Following decades dedicated to the building and preservation of peace, our Continent has been subjected to the effects of aggression, invasion, displacements and destruction. 

On occasions such as today’s, we should all feel bound to spare a thought for the victims of ongoing conflicts, besides honouring the memory of those who have gone down in history as heroes.

‘Heroes’ are not relics of the past – they abound around us today too.

They are the men who stayed behind to defend the right of existence of their homeland and the future of Ukraine.

They are the mothers and the daughters who fled in a matter of hours with no belongings, to save the lives of their children and their elderly.

They are volunteers who assisted refugees at the border and all those, like several Maltese families, who opened their homes to welcome them.

They are those women who are deprived of their most basic rights simply because they are women – yet they pursue their struggle.

They are those children who have no access to health, education or mobility because they were born during a conflict, in a warzone, and know no other reality – yet they continue to believe in peace.

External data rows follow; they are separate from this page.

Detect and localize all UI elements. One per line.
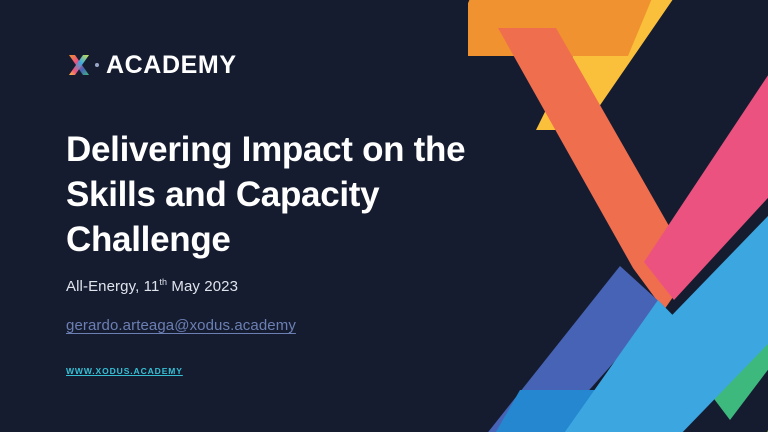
presentation-slide: ACADEMY Delivering Impact on the Skills … — [0, 0, 768, 432]
art-shape-indigo — [468, 266, 664, 432]
art-shape-sky-blue-lower — [538, 300, 728, 432]
art-shape-pink — [644, 30, 768, 300]
art-shape-orange — [468, 0, 668, 56]
contact-email-link[interactable]: gerardo.arteaga@xodus.academy — [66, 317, 296, 334]
logo-wordmark: ACADEMY — [106, 53, 237, 78]
art-shape-azure — [474, 390, 658, 432]
logo-separator-dot — [95, 63, 99, 67]
art-shape-green — [674, 180, 768, 420]
art-shape-sky-blue — [588, 216, 768, 432]
website-link[interactable]: WWW.XODUS.ACADEMY — [66, 366, 183, 376]
slide-title: Delivering Impact on the Skills and Capa… — [66, 128, 546, 262]
x-gradient-mark-icon — [66, 52, 92, 78]
subtitle-ordinal: th — [159, 277, 167, 287]
art-shape-lime — [756, 330, 768, 432]
slide-subtitle: All-Energy, 11th May 2023 — [66, 278, 238, 295]
subtitle-prefix: All-Energy, 11 — [66, 278, 159, 295]
subtitle-suffix: May 2023 — [167, 278, 238, 295]
art-shape-yellow — [536, 0, 700, 130]
brand-logo[interactable]: ACADEMY — [66, 47, 237, 83]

Our modern-day day heroes are those who speak up against, and stands up to, injustice and abuse.

Let us therefore find inspiration in this commemoration to pause and think of ways in which we can contribute to the betterment of our collective well-being, and reinforce the narrative of dialogue, and not that of war.

In honouring those departed so valiantly, today, we all are serving as agents of peace.

It is my hope that we keep up this role, not only by remembering the historical events that have shaped our past, but also by our daily activities within our own communities.

I thank you once again for inviting me.